Novo modelo de intervenção apoia crianças em perigo
Quinta, 15 de Dezembro de 2011
por Acabra .Net
O Modelo de Avaliação e Intervenção Familiar Integrado permite maior autonomia das famílias e melhores soluções para crianças e jovens negligenciados. Por Filipe Furtado
Um novo modelo de avaliação e intervenção em famílias com crianças em situação de risco foi desenvolvido na Universidade de Coimbra (UC).
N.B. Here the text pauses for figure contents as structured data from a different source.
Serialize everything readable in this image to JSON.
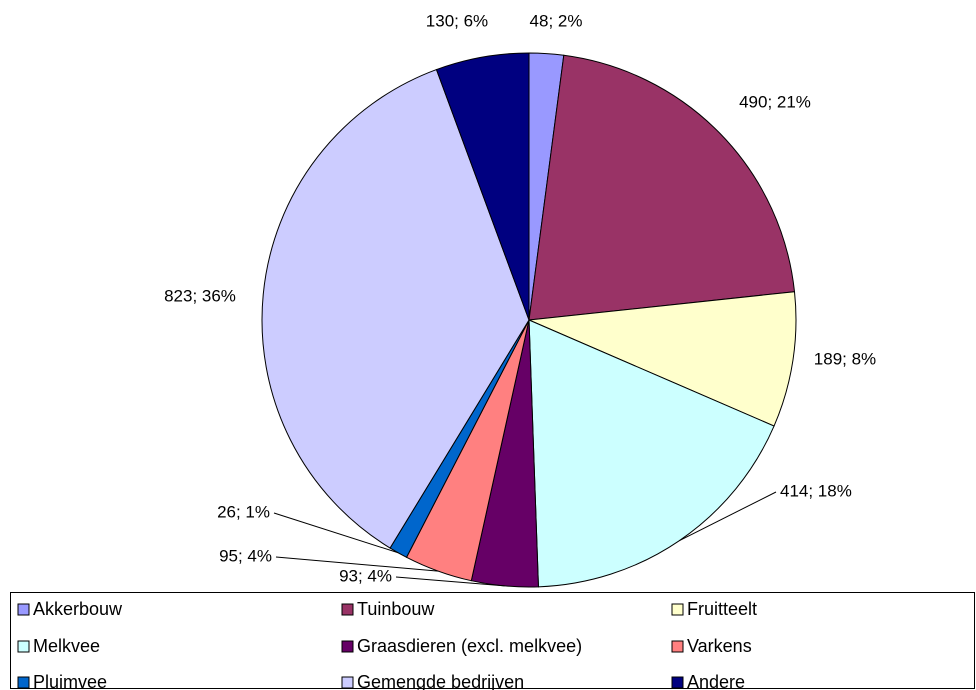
{
  "chart_data": {
    "type": "pie",
    "categories": [
      "Akkerbouw",
      "Tuinbouw",
      "Fruitteelt",
      "Melkvee",
      "Graasdieren (excl. melkvee)",
      "Varkens",
      "Pluimvee",
      "Gemengde bedrijven",
      "Andere"
    ],
    "values": [
      48,
      490,
      189,
      414,
      93,
      95,
      26,
      823,
      130
    ],
    "value_labels": [
      "48; 2%",
      "490; 21%",
      "189; 8%",
      "414; 18%",
      "93; 4%",
      "95; 4%",
      "26; 1%",
      "823; 36%",
      "130; 6%"
    ],
    "colors": [
      "#9999ff",
      "#993366",
      "#ffffcc",
      "#ccffff",
      "#660066",
      "#ff8080",
      "#0066cc",
      "#ccccff",
      "#000080"
    ],
    "legend": "bottom"
  }
}
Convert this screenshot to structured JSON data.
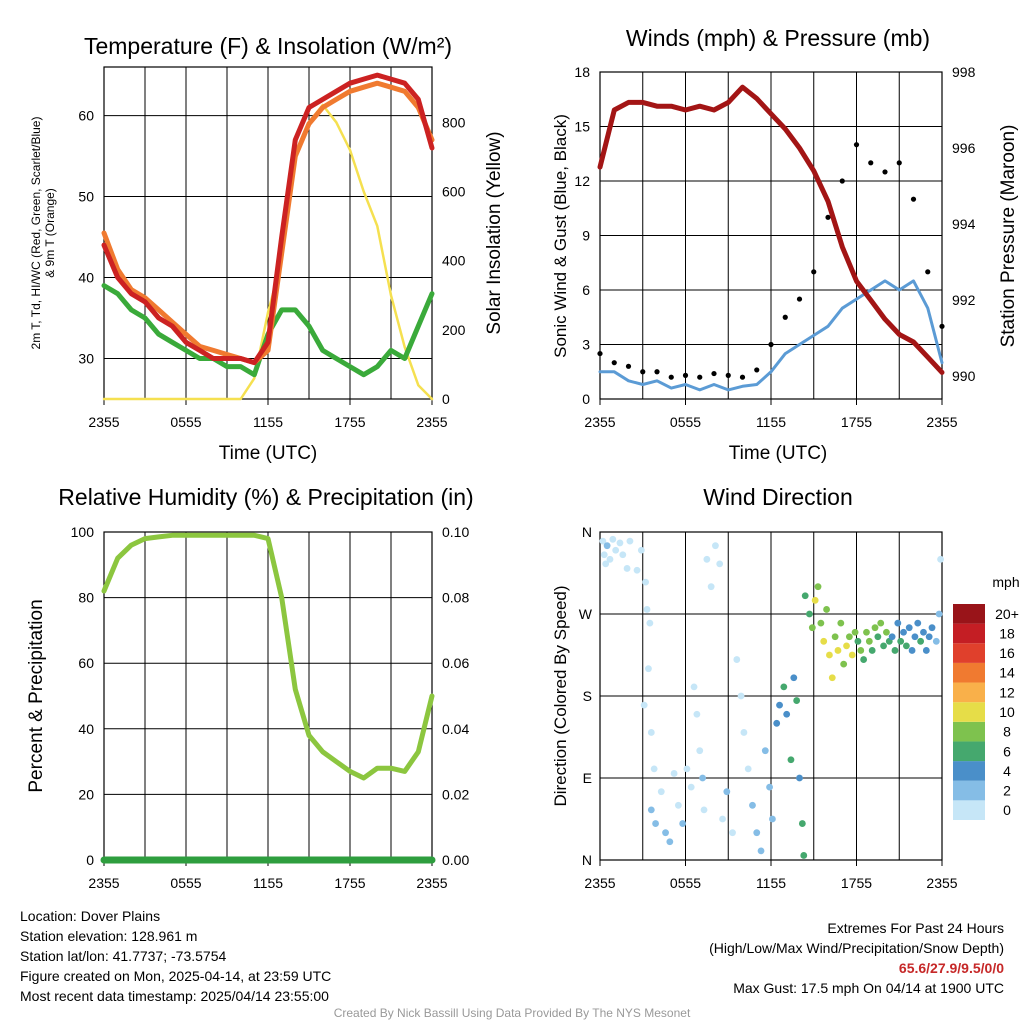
{
  "charts_block": {
    "temperature": {
      "title": "Temperature (F) & Insolation (W/m²)",
      "ylabel_left_line1": "2m T, Td, HI/WC (Red, Green, Scarlet/Blue)",
      "ylabel_left_line2": "& 9m T (Orange)",
      "ylabel_right": "Solar Insolation (Yellow)",
      "xlabel": "Time (UTC)"
    },
    "wind": {
      "title": "Winds (mph) & Pressure (mb)",
      "ylabel_left": "Sonic Wind & Gust (Blue, Black)",
      "ylabel_right": "Station Pressure (Maroon)",
      "xlabel": "Time (UTC)"
    },
    "humidity": {
      "title": "Relative Humidity (%) & Precipitation (in)",
      "ylabel_left": "Percent & Precipitation"
    },
    "direction": {
      "title": "Wind Direction",
      "ylabel_left": "Direction (Colored By Speed)",
      "colorbar_title": "mph"
    }
  },
  "x_ticks": [
    "2355",
    "0555",
    "1155",
    "1755",
    "2355"
  ],
  "colors": {
    "temp_red": "#cc2222",
    "temp_orange": "#f07a30",
    "dewpoint_green": "#3aaa3a",
    "insolation_yellow": "#f5e050",
    "wind_blue": "#5b9bd5",
    "gust_black": "#000000",
    "pressure_maroon": "#a31515",
    "rh_green": "#8cc63f",
    "precip_green": "#2e9e3e"
  },
  "chart_data": [
    {
      "type": "line",
      "name": "temperature_insolation",
      "x_labels": [
        "2355",
        "0555",
        "1155",
        "1755",
        "2355"
      ],
      "x_hours_since_start": [
        0,
        1,
        2,
        3,
        4,
        5,
        6,
        7,
        8,
        9,
        10,
        11,
        12,
        13,
        14,
        15,
        16,
        17,
        18,
        19,
        20,
        21,
        22,
        23,
        24
      ],
      "series": [
        {
          "name": "2m T",
          "axis": "left",
          "values": [
            44,
            40,
            38,
            37,
            35,
            34,
            32,
            31,
            30,
            30,
            30,
            29.5,
            32,
            45,
            57,
            61,
            62,
            63,
            64,
            64.5,
            65,
            64.5,
            64,
            62,
            56
          ]
        },
        {
          "name": "9m T",
          "axis": "left",
          "values": [
            45.5,
            41,
            38.5,
            37.5,
            36,
            34.5,
            33,
            31.5,
            31,
            30.5,
            30,
            29.5,
            31,
            43,
            55,
            59,
            61,
            62,
            63,
            63.5,
            64,
            63.5,
            63,
            61,
            57
          ]
        },
        {
          "name": "Td",
          "axis": "left",
          "values": [
            39,
            38,
            36,
            35,
            33,
            32,
            31,
            30,
            30,
            29,
            29,
            28,
            33,
            36,
            36,
            34,
            31,
            30,
            29,
            28,
            29,
            31,
            30,
            34,
            38
          ]
        }
      ],
      "insolation": {
        "axis": "right",
        "values": [
          0,
          0,
          0,
          0,
          0,
          0,
          0,
          0,
          0,
          0,
          0,
          60,
          250,
          400,
          700,
          800,
          850,
          800,
          720,
          600,
          500,
          300,
          150,
          40,
          0
        ]
      },
      "left_ylim": [
        25,
        66
      ],
      "left_ticks": [
        30,
        40,
        50,
        60
      ],
      "right_ylim": [
        0,
        960
      ],
      "right_ticks": [
        0,
        200,
        400,
        600,
        800
      ]
    },
    {
      "type": "line",
      "name": "winds_pressure",
      "x_labels": [
        "2355",
        "0555",
        "1155",
        "1755",
        "2355"
      ],
      "x_hours_since_start": [
        0,
        1,
        2,
        3,
        4,
        5,
        6,
        7,
        8,
        9,
        10,
        11,
        12,
        13,
        14,
        15,
        16,
        17,
        18,
        19,
        20,
        21,
        22,
        23,
        24
      ],
      "series": [
        {
          "name": "Sonic Wind",
          "axis": "left",
          "values": [
            1.5,
            1.5,
            1,
            0.8,
            1,
            0.6,
            0.8,
            0.5,
            0.8,
            0.5,
            0.7,
            0.8,
            1.5,
            2.5,
            3,
            3.5,
            4,
            5,
            5.5,
            6,
            6.5,
            6,
            6.5,
            5,
            2
          ]
        },
        {
          "name": "Gust",
          "axis": "left",
          "values": [
            2.5,
            2,
            1.8,
            1.5,
            1.5,
            1.2,
            1.3,
            1.2,
            1.4,
            1.3,
            1.2,
            1.6,
            3,
            4.5,
            5.5,
            7,
            10,
            12,
            14,
            13,
            12.5,
            13,
            11,
            7,
            4
          ]
        },
        {
          "name": "Station Pressure",
          "axis": "right",
          "values": [
            995.5,
            997,
            997.2,
            997.2,
            997.1,
            997.1,
            997,
            997.1,
            997,
            997.2,
            997.6,
            997.3,
            996.9,
            996.5,
            996,
            995.4,
            994.6,
            993.4,
            992.5,
            992,
            991.5,
            991.1,
            990.9,
            990.5,
            990.1
          ]
        }
      ],
      "left_ylim": [
        0,
        18
      ],
      "left_ticks": [
        0,
        3,
        6,
        9,
        12,
        15,
        18
      ],
      "right_ylim": [
        989.4,
        998
      ],
      "right_ticks": [
        990,
        992,
        994,
        996,
        998
      ]
    },
    {
      "type": "line",
      "name": "humidity_precip",
      "x_labels": [
        "2355",
        "0555",
        "1155",
        "1755",
        "2355"
      ],
      "x_hours_since_start": [
        0,
        1,
        2,
        3,
        4,
        5,
        6,
        7,
        8,
        9,
        10,
        11,
        12,
        13,
        14,
        15,
        16,
        17,
        18,
        19,
        20,
        21,
        22,
        23,
        24
      ],
      "series": [
        {
          "name": "Relative Humidity",
          "axis": "left",
          "values": [
            82,
            92,
            96,
            98,
            98.5,
            99,
            99,
            99,
            99,
            99,
            99,
            99,
            98,
            80,
            52,
            38,
            33,
            30,
            27,
            25,
            28,
            28,
            27,
            33,
            50
          ]
        },
        {
          "name": "Precipitation",
          "axis": "right",
          "values": [
            0,
            0,
            0,
            0,
            0,
            0,
            0,
            0,
            0,
            0,
            0,
            0,
            0,
            0,
            0,
            0,
            0,
            0,
            0,
            0,
            0,
            0,
            0,
            0,
            0
          ]
        }
      ],
      "left_ylim": [
        0,
        100
      ],
      "left_ticks": [
        0,
        20,
        40,
        60,
        80,
        100
      ],
      "right_ylim": [
        0,
        0.1
      ],
      "right_ticks": [
        "0.00",
        "0.02",
        "0.04",
        "0.06",
        "0.08",
        "0.10"
      ]
    },
    {
      "type": "scatter",
      "name": "wind_direction",
      "x_labels": [
        "2355",
        "0555",
        "1155",
        "1755",
        "2355"
      ],
      "y_ticks": [
        "N",
        "E",
        "S",
        "W",
        "N"
      ],
      "y_range_degrees": [
        0,
        360
      ],
      "points": [
        [
          0.2,
          350,
          0
        ],
        [
          0.3,
          335,
          0
        ],
        [
          0.5,
          345,
          1
        ],
        [
          0.7,
          330,
          0
        ],
        [
          0.9,
          352,
          0
        ],
        [
          1.1,
          340,
          0
        ],
        [
          1.4,
          348,
          0
        ],
        [
          0.4,
          325,
          0
        ],
        [
          1.6,
          335,
          0
        ],
        [
          1.9,
          320,
          0
        ],
        [
          2.1,
          350,
          0
        ],
        [
          2.6,
          318,
          0
        ],
        [
          2.9,
          340,
          0
        ],
        [
          3.2,
          305,
          0
        ],
        [
          3.3,
          275,
          0
        ],
        [
          3.5,
          260,
          0
        ],
        [
          3.4,
          210,
          0
        ],
        [
          3.1,
          170,
          0
        ],
        [
          3.6,
          140,
          0
        ],
        [
          3.8,
          100,
          0
        ],
        [
          3.6,
          55,
          1
        ],
        [
          3.9,
          40,
          1
        ],
        [
          4.3,
          75,
          0
        ],
        [
          4.6,
          30,
          1
        ],
        [
          4.9,
          20,
          1
        ],
        [
          5.2,
          95,
          0
        ],
        [
          5.5,
          60,
          0
        ],
        [
          5.8,
          40,
          1
        ],
        [
          6.1,
          100,
          0
        ],
        [
          6.4,
          80,
          0
        ],
        [
          6.6,
          190,
          0
        ],
        [
          6.8,
          160,
          0
        ],
        [
          7.0,
          120,
          0
        ],
        [
          7.2,
          90,
          1
        ],
        [
          7.3,
          55,
          0
        ],
        [
          7.5,
          330,
          0
        ],
        [
          7.8,
          300,
          0
        ],
        [
          8.1,
          345,
          0
        ],
        [
          8.4,
          325,
          0
        ],
        [
          8.6,
          45,
          0
        ],
        [
          8.9,
          75,
          1
        ],
        [
          9.3,
          30,
          0
        ],
        [
          9.6,
          220,
          0
        ],
        [
          9.9,
          180,
          0
        ],
        [
          10.1,
          140,
          0
        ],
        [
          10.4,
          100,
          0
        ],
        [
          10.7,
          60,
          1
        ],
        [
          11.0,
          30,
          1
        ],
        [
          11.3,
          10,
          1
        ],
        [
          11.6,
          120,
          1
        ],
        [
          11.9,
          80,
          1
        ],
        [
          12.1,
          45,
          1
        ],
        [
          12.4,
          150,
          2
        ],
        [
          12.6,
          170,
          2
        ],
        [
          12.9,
          190,
          3
        ],
        [
          13.1,
          160,
          2
        ],
        [
          13.4,
          110,
          3
        ],
        [
          13.6,
          200,
          2
        ],
        [
          13.8,
          175,
          3
        ],
        [
          14.0,
          90,
          2
        ],
        [
          14.2,
          40,
          3
        ],
        [
          14.3,
          5,
          3
        ],
        [
          14.4,
          290,
          3
        ],
        [
          14.7,
          270,
          3
        ],
        [
          14.9,
          255,
          4
        ],
        [
          15.1,
          285,
          5
        ],
        [
          15.3,
          300,
          4
        ],
        [
          15.5,
          260,
          4
        ],
        [
          15.7,
          240,
          5
        ],
        [
          15.9,
          275,
          4
        ],
        [
          16.1,
          225,
          5
        ],
        [
          16.3,
          200,
          5
        ],
        [
          16.5,
          245,
          4
        ],
        [
          16.7,
          230,
          5
        ],
        [
          16.9,
          260,
          4
        ],
        [
          17.1,
          215,
          4
        ],
        [
          17.3,
          235,
          5
        ],
        [
          17.5,
          245,
          4
        ],
        [
          17.7,
          225,
          5
        ],
        [
          17.9,
          250,
          4
        ],
        [
          18.1,
          240,
          3
        ],
        [
          18.3,
          230,
          4
        ],
        [
          18.5,
          220,
          3
        ],
        [
          18.7,
          250,
          4
        ],
        [
          18.9,
          240,
          4
        ],
        [
          19.1,
          230,
          3
        ],
        [
          19.3,
          255,
          4
        ],
        [
          19.5,
          245,
          3
        ],
        [
          19.7,
          260,
          4
        ],
        [
          19.9,
          235,
          3
        ],
        [
          20.1,
          250,
          4
        ],
        [
          20.3,
          240,
          3
        ],
        [
          20.5,
          245,
          2
        ],
        [
          20.7,
          230,
          3
        ],
        [
          20.9,
          260,
          2
        ],
        [
          21.1,
          240,
          3
        ],
        [
          21.3,
          250,
          2
        ],
        [
          21.5,
          235,
          3
        ],
        [
          21.7,
          255,
          2
        ],
        [
          21.9,
          230,
          2
        ],
        [
          22.1,
          245,
          2
        ],
        [
          22.3,
          260,
          2
        ],
        [
          22.5,
          240,
          3
        ],
        [
          22.7,
          250,
          2
        ],
        [
          22.9,
          230,
          2
        ],
        [
          23.1,
          245,
          2
        ],
        [
          23.3,
          255,
          2
        ],
        [
          23.6,
          240,
          1
        ],
        [
          23.8,
          270,
          1
        ],
        [
          23.9,
          330,
          0
        ]
      ],
      "colorbar_labels": [
        "0",
        "2",
        "4",
        "6",
        "8",
        "10",
        "12",
        "14",
        "16",
        "18",
        "20+"
      ],
      "colorbar_colors": [
        "#c6e6f7",
        "#85bde6",
        "#4a8fc9",
        "#45a86e",
        "#7ec24e",
        "#e6dd48",
        "#f9b04a",
        "#f07a30",
        "#e0402c",
        "#c41e24",
        "#991419"
      ]
    }
  ],
  "info_left": {
    "location": "Location: Dover Plains",
    "elevation": "Station elevation: 128.961 m",
    "latlon": "Station lat/lon: 41.7737; -73.5754",
    "created": "Figure created on Mon, 2025-04-14, at 23:59 UTC",
    "recent": "Most recent data timestamp: 2025/04/14 23:55:00"
  },
  "info_right": {
    "title": "Extremes For Past 24 Hours",
    "subtitle": "(High/Low/Max Wind/Precipitation/Snow Depth)",
    "values": "65.6/27.9/9.5/0/0",
    "gust": "Max Gust: 17.5 mph On 04/14 at 1900 UTC"
  },
  "credit": "Created By Nick Bassill Using Data Provided By The NYS Mesonet"
}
O Modelo de Avaliação e Intervenção Familiar Integrado (MAIFI) é uma ferramenta de apoio a Comissões de Proteção de Crianças e Jovens (CPCJ) e a tribunais nas decisões a tomar acerca do futuro desses menores, garantindo apoio às respetivas suas famílias.
Ana Teixeira de Melo, investigadora da Faculdade de Psicologia e Ciências da Educação da UC (FPCEUC), é a responsável pelo desenvolvimento desta nova ferramenta de intervenção social que foi criada para “apoiar o processo de mudança de famílias «multidesafiadas», ou seja, que experimentam várias dificuldades, vários desafios e que têm vidas muito difíceis”.
O novo modelo de intervenção foi avaliado ao longo de quatro anos, em sete concelhos do país, através de Centros de Apoio Familiar e Aconselhamento Parental e respetivos parceiros locais. A investigação resulta de uma tentativa de otimizar recursos humanos das equipas interdisciplinares compostas por psicólogos, assistentes sociais e educadores sociais, que medeiam essas problemáticas.
A principal caraterística do MAIFI é a de ser “um modelo colaborativo, centrado nas forças”, onde a intervenção é feita com a família, a partir das suas competências e recursos, sublinha a investigadora. Há que “perceber se a criança está segura” e avaliar quais as formas de ajudar os pais “ para melhor cumprirem com as suas funções”.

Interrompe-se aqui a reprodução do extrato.